With that closer link to the asset, she argues, lenders are better able to support the transition to a circular economy, using telemetry and onboard computer systems to optimize maintenance and repair, for example.

“The next generation in the workforce is very interested in ESG and by linking that to our strategy now, [we can] marry profit and purpose”

Marije Rhebergen

Analysis from John Rees head of Asset Finance Connect equipment finance community

Up until recently, ESG issues have been seen as a social rather than a business issue, but as outlined by Marije Rhebergen, head of sustainability at one of the world’s biggest asset finance providers, they are now firmly in the corporate mainstream.

So far, most of the emphasis is on the ‘environmental’ part of ESG, with lenders increasingly aware that they need to know much more about where and how an asset is being used. But as Marije indicates, social concerns are now rising to the top of the business agenda, while governance is also proving critical.

Her bold conclusion is that it is entirely possible to be profitable and sustainable at the same time. Indeed, the push towards more environmentally-friendly process is actually opening up new lending opportunities in second and third life equipment deals which if well managed could bring even greater commercial rewards.
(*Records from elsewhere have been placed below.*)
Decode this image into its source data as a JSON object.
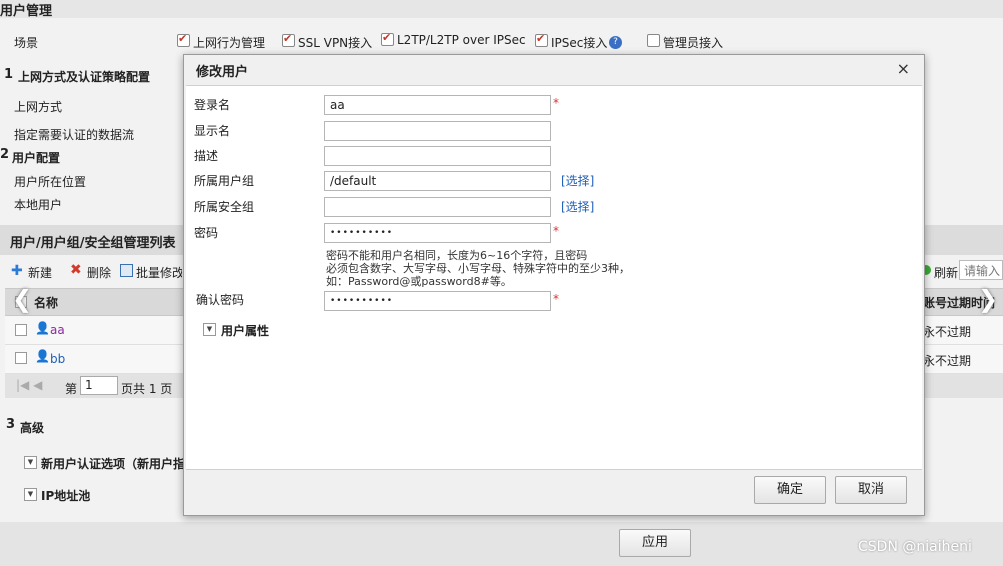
{
  "page": {
    "title": "用户管理",
    "scene_label": "场景",
    "scenes": [
      {
        "label": "上网行为管理",
        "checked": true
      },
      {
        "label": "SSL VPN接入",
        "checked": true
      },
      {
        "label": "L2TP/L2TP over IPSec",
        "checked": true
      },
      {
        "label": "IPSec接入",
        "checked": true
      },
      {
        "label": "管理员接入",
        "checked": false
      }
    ],
    "section1": {
      "num": "1",
      "title": "上网方式及认证策略配置",
      "rows": [
        "上网方式",
        "指定需要认证的数据流"
      ]
    },
    "section2": {
      "num": "2",
      "title": "用户配置",
      "rows": [
        "用户所在位置",
        "本地用户"
      ]
    },
    "list_title": "用户/用户组/安全组管理列表",
    "toolbar": {
      "new": "新建",
      "delete": "删除",
      "batch": "批量修改",
      "refresh": "刷新",
      "search_placeholder": "请输入"
    },
    "table": {
      "col_name": "名称",
      "col_expire": "账号过期时间",
      "rows": [
        {
          "name": "aa",
          "expire": "永不过期"
        },
        {
          "name": "bb",
          "expire": "永不过期"
        }
      ],
      "pager": {
        "page_prefix": "第",
        "page_value": "1",
        "page_suffix": "页共 1 页"
      }
    },
    "section3": {
      "num": "3",
      "title": "高级",
      "items": [
        "新用户认证选项（新用户指",
        "IP地址池"
      ]
    },
    "apply": "应用",
    "watermark": "CSDN @niaiheni"
  },
  "modal": {
    "title": "修改用户",
    "close": "×",
    "fields": {
      "login_label": "登录名",
      "login_value": "aa",
      "display_label": "显示名",
      "display_value": "",
      "desc_label": "描述",
      "desc_value": "",
      "group_label": "所属用户组",
      "group_value": "/default",
      "secgroup_label": "所属安全组",
      "secgroup_value": "",
      "pwd_label": "密码",
      "pwd_value": "••••••••••",
      "confirm_label": "确认密码",
      "confirm_value": "••••••••••",
      "select": "[选择]",
      "required": "*"
    },
    "hint_lines": [
      "密码不能和用户名相同，长度为6~16个字符，且密码",
      "必须包含数字、大写字母、小写字母、特殊字符中的至少3种，",
      "如：Password@或password8#等。"
    ],
    "user_attr": "用户属性",
    "ok": "确定",
    "cancel": "取消"
  },
  "colors": {
    "link": "#1e5fb8",
    "required": "#dd3333",
    "check": "#c0392b"
  }
}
But to get to a truly circular economy, where assets are routinely used, refurbished, reinvented and recycled, requires a lot of work. Marije is clear that the asset finance industry as a whole, needs to get together to work effectively on this, and to align to manage some of these topics.

Not least of the challenges is the complexity of the reporting required, and that is an area where the sector will want to collaborate to ensure its particular requirements are acknowledged. Working groups are already being contemplated to tackle such reporting issues, and the asset finance industry needs to unite to make its voice heard. Finance providers will want, for example, to be part of the discussion on how to measure and report on their material emissions – the Scope 3 emissions that come from upstream asset manufacture and downstream usage of assets. There is no doubt, however, that the push to make more of the assets available is set to be a guiding principle for years to come. The asset finance industry has a clear role to play, given the wealth of data available on asset usage, maintenance, output and lifecycle.

AFC is ideally placed to help the industry create communities and working groups that can bring together ideas and solution for everyone.